In a new report, the task force proposes several major steps that we think can be taken by legislatures, lawyers, judges and court administrators to create a fairer and more transparent plea bargaining system. Getting to a better plea system means getting to a better criminal justice system. As the Supreme Court rightly noted in 2012, “Plea bargaining … is not some adjunct to the criminal system. It is the criminal system.”
To be clear, plea bargaining provides many benefits. Pleas help preserve scarce judicial resources, encourage defendants to cooperate with government investigations and accept responsibility for their actions. A plea provides finality, which is good for defendants, communities and victims. In moderation, these benefits make sense and should be encouraged.
But we don’t do plea bargaining in moderation anymore. In the 1960s, the trial rate was four times higher than it is today. Strikingly, more cases were proceeding to trial where a citizen jury could test the credibility of witnesses and the strength of the prosecutor’s case and where misconduct by police or other government actors could be discovered.
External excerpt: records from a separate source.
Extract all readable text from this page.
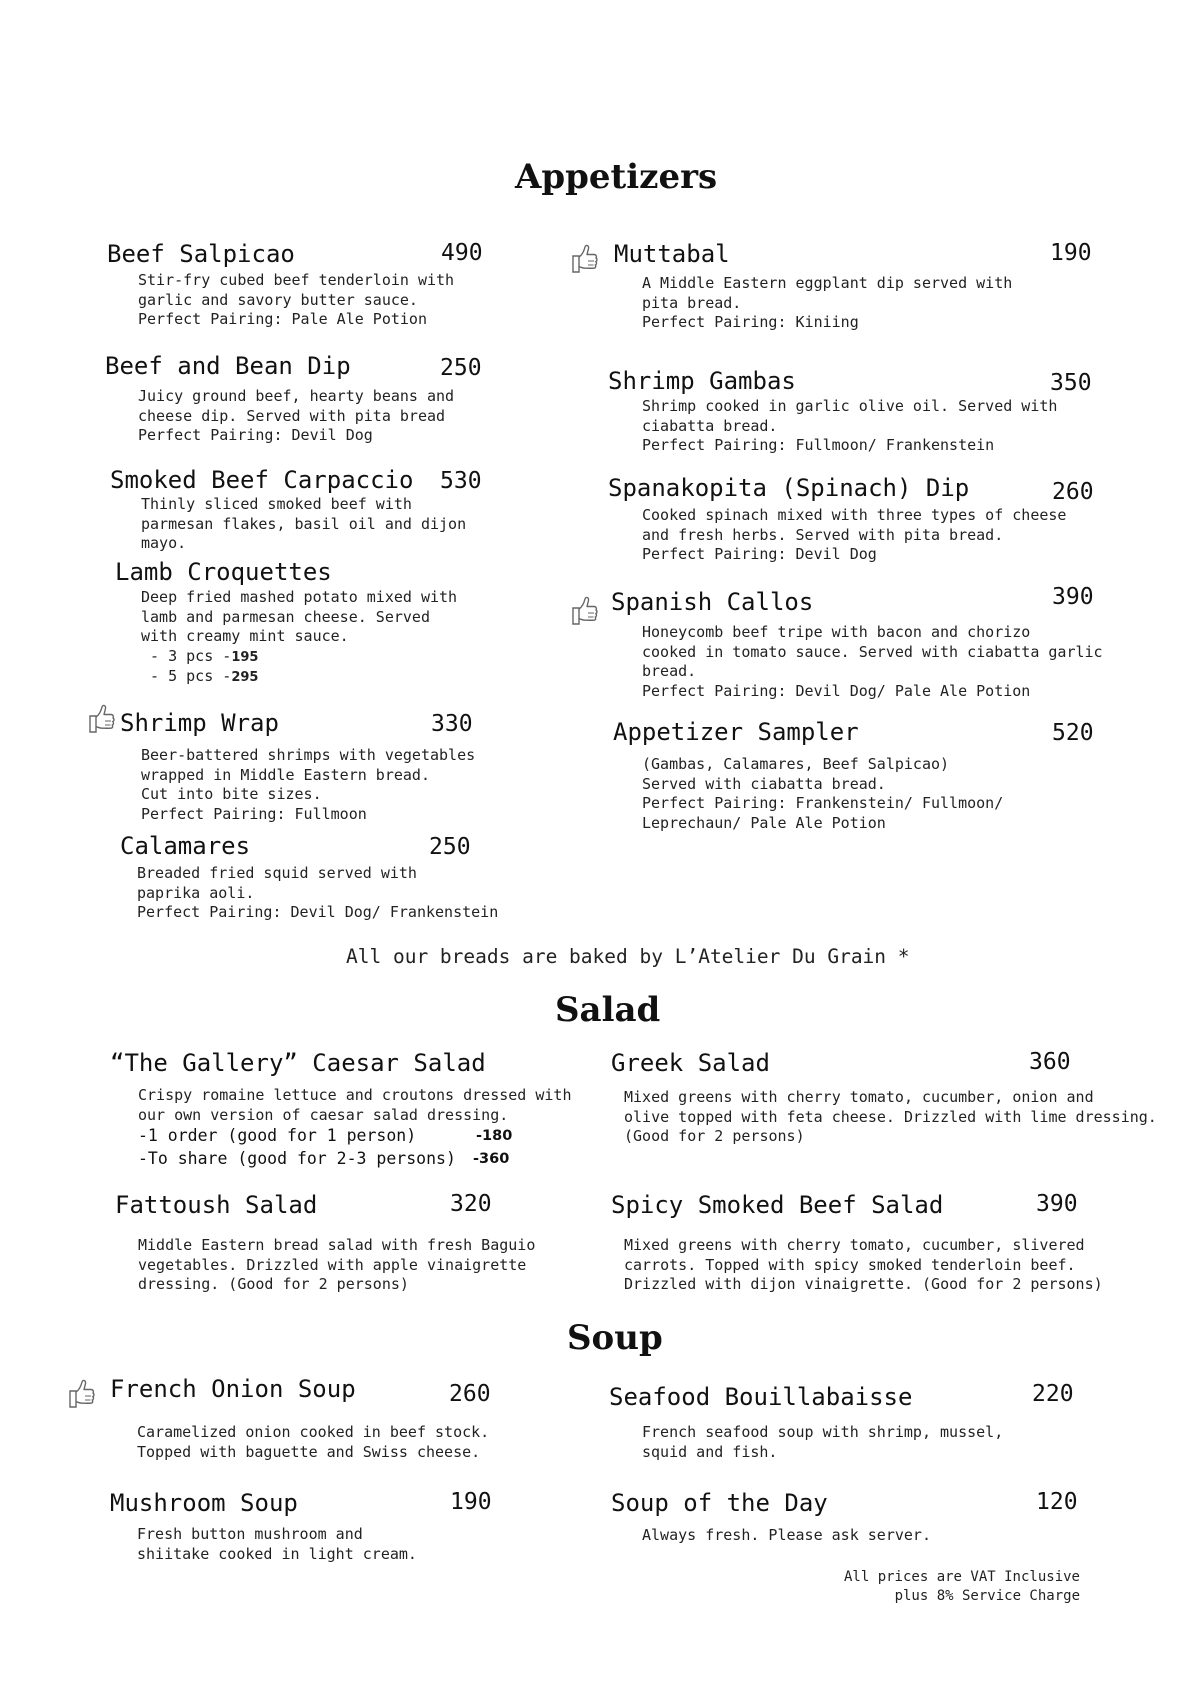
Appetizers
Beef Salpicao	490
Stir-fry cubed beef tenderloin with
garlic and savory butter sauce.
Perfect Pairing: Pale Ale Potion
Beef and Bean Dip	250
Juicy ground beef, hearty beans and
cheese dip. Served with pita bread
Perfect Pairing: Devil Dog
Smoked Beef Carpaccio 530
Thinly sliced smoked beef with
parmesan flakes, basil oil and dijon
mayo.
Lamb Croquettes
Deep fried mashed potato mixed with
lamb and parmesan cheese. Served
with creamy mint sauce.
- 3 pcs -195
- 5 pcs -295
Shrimp Wrap	330
Beer-battered shrimps with vegetables
wrapped in Middle Eastern bread.
Cut into bite sizes.
Perfect Pairing: Fullmoon
Calamares	250
Breaded fried squid served with
paprika aoli.
Perfect Pairing: Devil Dog/ Frankenstein
Muttabal	190
A Middle Eastern eggplant dip served with
pita bread.
Perfect Pairing: Kiniing
Shrimp Gambas	350
Shrimp cooked in garlic olive oil. Served with
ciabatta bread.
Perfect Pairing: Fullmoon/ Frankenstein
Spanakopita (Spinach) Dip	260
Cooked spinach mixed with three types of cheese
and fresh herbs. Served with pita bread.
Perfect Pairing: Devil Dog
Spanish Callos	390
Honeycomb beef tripe with bacon and chorizo
cooked in tomato sauce. Served with ciabatta garlic
bread.
Perfect Pairing: Devil Dog/ Pale Ale Potion
Appetizer Sampler	520
(Gambas, Calamares, Beef Salpicao)
Served with ciabatta bread.
Perfect Pairing: Frankenstein/ Fullmoon/
Leprechaun/ Pale Ale Potion
All our breads are baked by L’Atelier Du Grain *
Salad
“The Gallery” Caesar Salad
Crispy romaine lettuce and croutons dressed with
our own version of caesar salad dressing.
-1 order (good for 1 person)	-180
-To share (good for 2-3 persons) -360
Greek Salad	360
Mixed greens with cherry tomato, cucumber, onion and
olive topped with feta cheese. Drizzled with lime dressing.
(Good for 2 persons)
Fattoush Salad	320
Middle Eastern bread salad with fresh Baguio
vegetables. Drizzled with apple vinaigrette
dressing. (Good for 2 persons)
Spicy Smoked Beef Salad	390
Mixed greens with cherry tomato, cucumber, slivered
carrots. Topped with spicy smoked tenderloin beef.
Drizzled with dijon vinaigrette. (Good for 2 persons)
Soup
French Onion Soup	260
Caramelized onion cooked in beef stock.
Topped with baguette and Swiss cheese.
Seafood Bouillabaisse	220
French seafood soup with shrimp, mussel,
squid and fish.
Mushroom Soup	190
Fresh button mushroom and
shiitake cooked in light cream.
Soup of the Day	120
Always fresh. Please ask server.
All prices are VAT Inclusive
plus 8% Service Charge
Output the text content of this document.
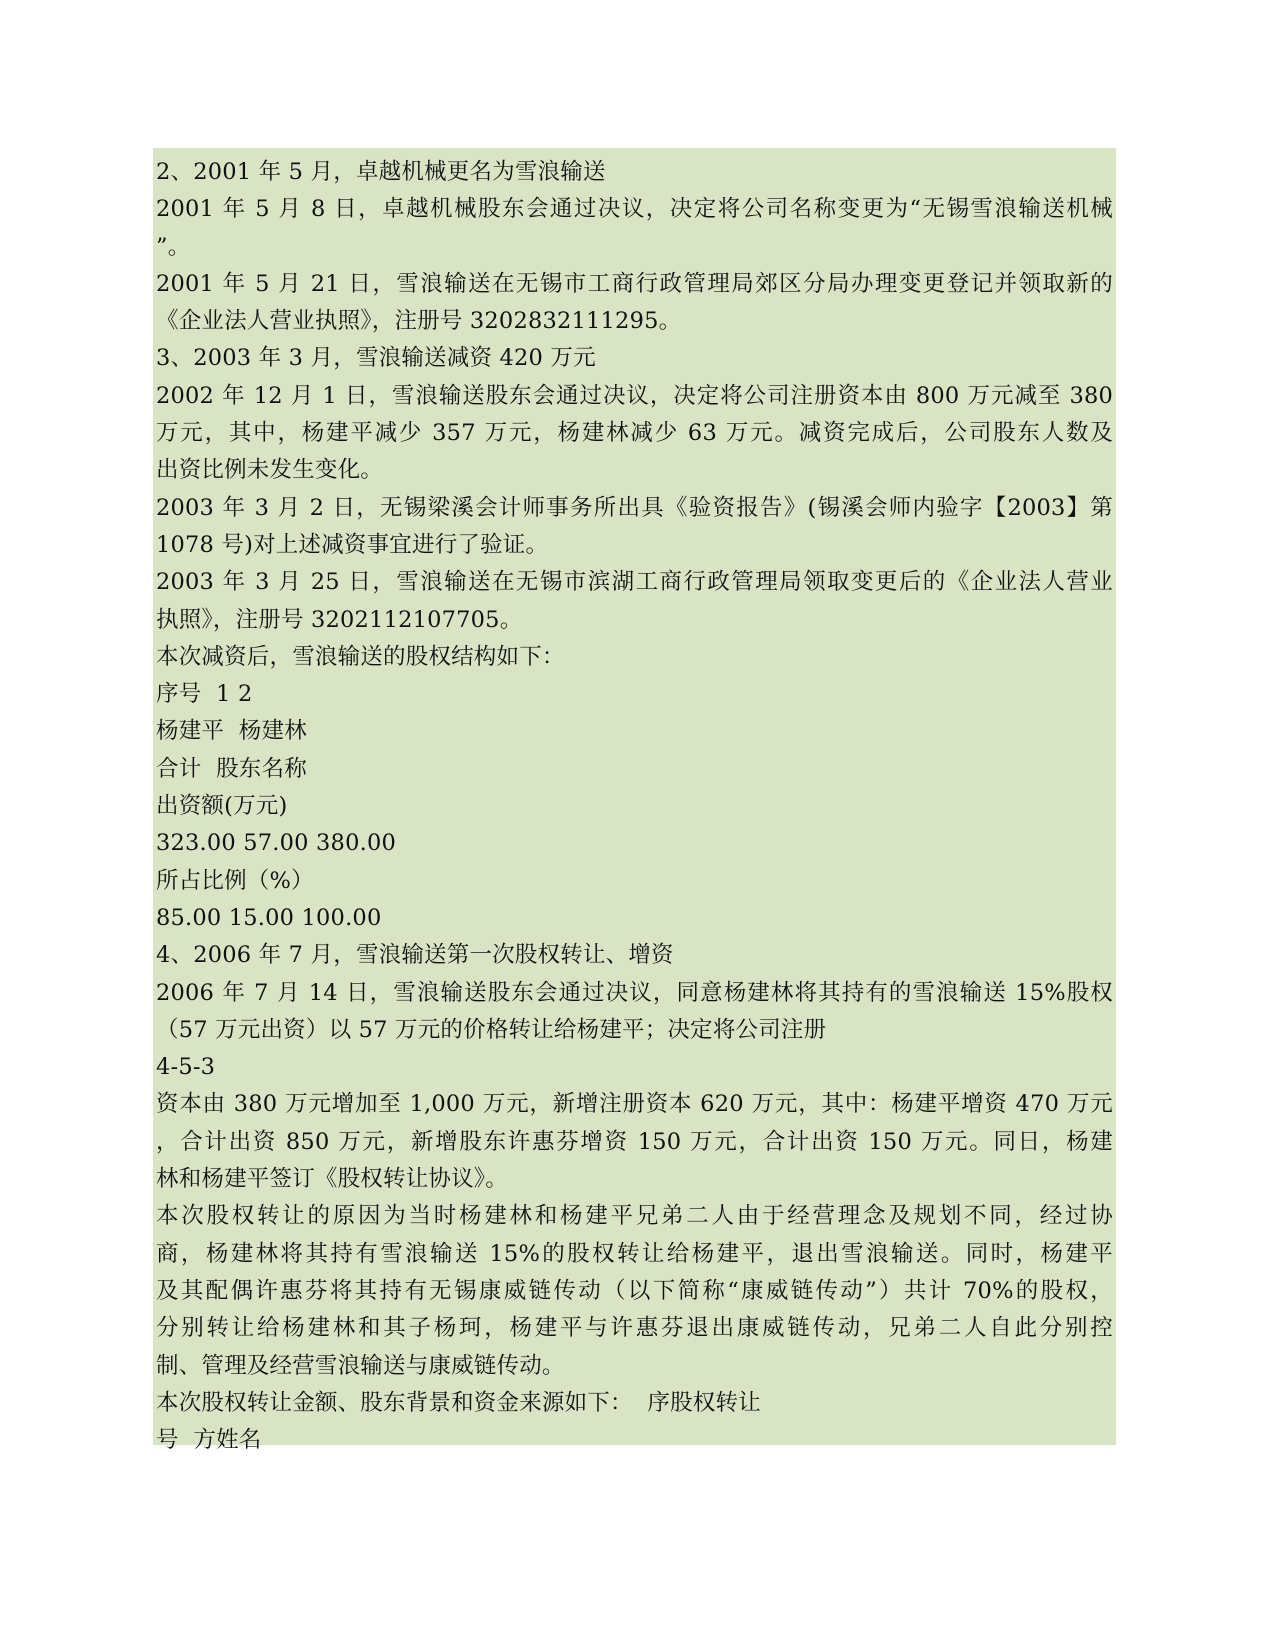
2、2001 年 5 月，卓越机械更名为雪浪输送
2001 年 5 月 8 日，卓越机械股东会通过决议，决定将公司名称变更为“无锡雪浪输送机械
”。
2001 年 5 月 21 日，雪浪输送在无锡市工商行政管理局郊区分局办理变更登记并领取新的
《企业法人营业执照》，注册号 3202832111295。
3、2003 年 3 月，雪浪输送减资 420 万元
2002 年 12 月 1 日，雪浪输送股东会通过决议，决定将公司注册资本由 800 万元减至 380
万元，其中，杨建平减少 357 万元，杨建林减少 63 万元。减资完成后，公司股东人数及
出资比例未发生变化。
2003 年 3 月 2 日，无锡梁溪会计师事务所出具《验资报告》(锡溪会师内验字【2003】第
1078 号)对上述减资事宜进行了验证。
2003 年 3 月 25 日，雪浪输送在无锡市滨湖工商行政管理局领取变更后的《企业法人营业
执照》，注册号 3202112107705。
本次减资后，雪浪输送的股权结构如下：
序号  1 2
杨建平  杨建林
合计  股东名称
出资额(万元)
323.00 57.00 380.00
所占比例（%）
85.00 15.00 100.00
4、2006 年 7 月，雪浪输送第一次股权转让、增资
2006 年 7 月 14 日，雪浪输送股东会通过决议，同意杨建林将其持有的雪浪输送 15%股权
（57 万元出资）以 57 万元的价格转让给杨建平；决定将公司注册
4-5-3
资本由 380 万元增加至 1,000 万元，新增注册资本 620 万元，其中：杨建平增资 470 万元
，合计出资 850 万元，新增股东许惠芬增资 150 万元，合计出资 150 万元。同日，杨建
林和杨建平签订《股权转让协议》。
本次股权转让的原因为当时杨建林和杨建平兄弟二人由于经营理念及规划不同，经过协
商，杨建林将其持有雪浪输送 15%的股权转让给杨建平，退出雪浪输送。同时，杨建平
及其配偶许惠芬将其持有无锡康威链传动（以下简称“康威链传动”）共计 70%的股权，
分别转让给杨建林和其子杨珂，杨建平与许惠芬退出康威链传动，兄弟二人自此分别控
制、管理及经营雪浪输送与康威链传动。
本次股权转让金额、股东背景和资金来源如下：  序股权转让
号  方姓名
A higher trial rate also meant that appellate courts regularly had timely and important issues to decide that would create precedential guidance for lawyers and courts.
The current trial rate in most of the country for felonies, however, hovers around 2 percent. In today’s courtrooms, defendants rarely opt for a trial; instead, they plead guilty in exchange for some benefit. These “deals” are often so lopsided that even innocent people like Vasquez will plead guilty.
We need more trials to promote accountability for defendants, victims and the public. We also need fairer and more transparent plea agreements for those defendants who do decide to plead guilty. Our recommendations will help achieve both goals.
For instance, we recommend that prosecutors never threaten to increase the charges or sentence for a defendant like Vasquez to force the case to resolution without a trial. Nor should they threaten family members to induce a plea. We also conclude that guilty pleas should not result from using impermissibly coercive incentives.
We also recommend adopting more transparent plea procedures and collecting more data, including a more detailed record of each case that charts the plea offers and reasons for those offers. Data collection is especially important to monitor and combat the rampant racial bias that the task force discovered in its investigation of the plea system.
We believe that our report contains a roadmap forward, one created through collaboration with actors from across the criminal justice system. What is needed now is the strength to act on these recommendations and begin reinventing plea bargaining and, in doing so, reinventing our criminal justice system as a whole.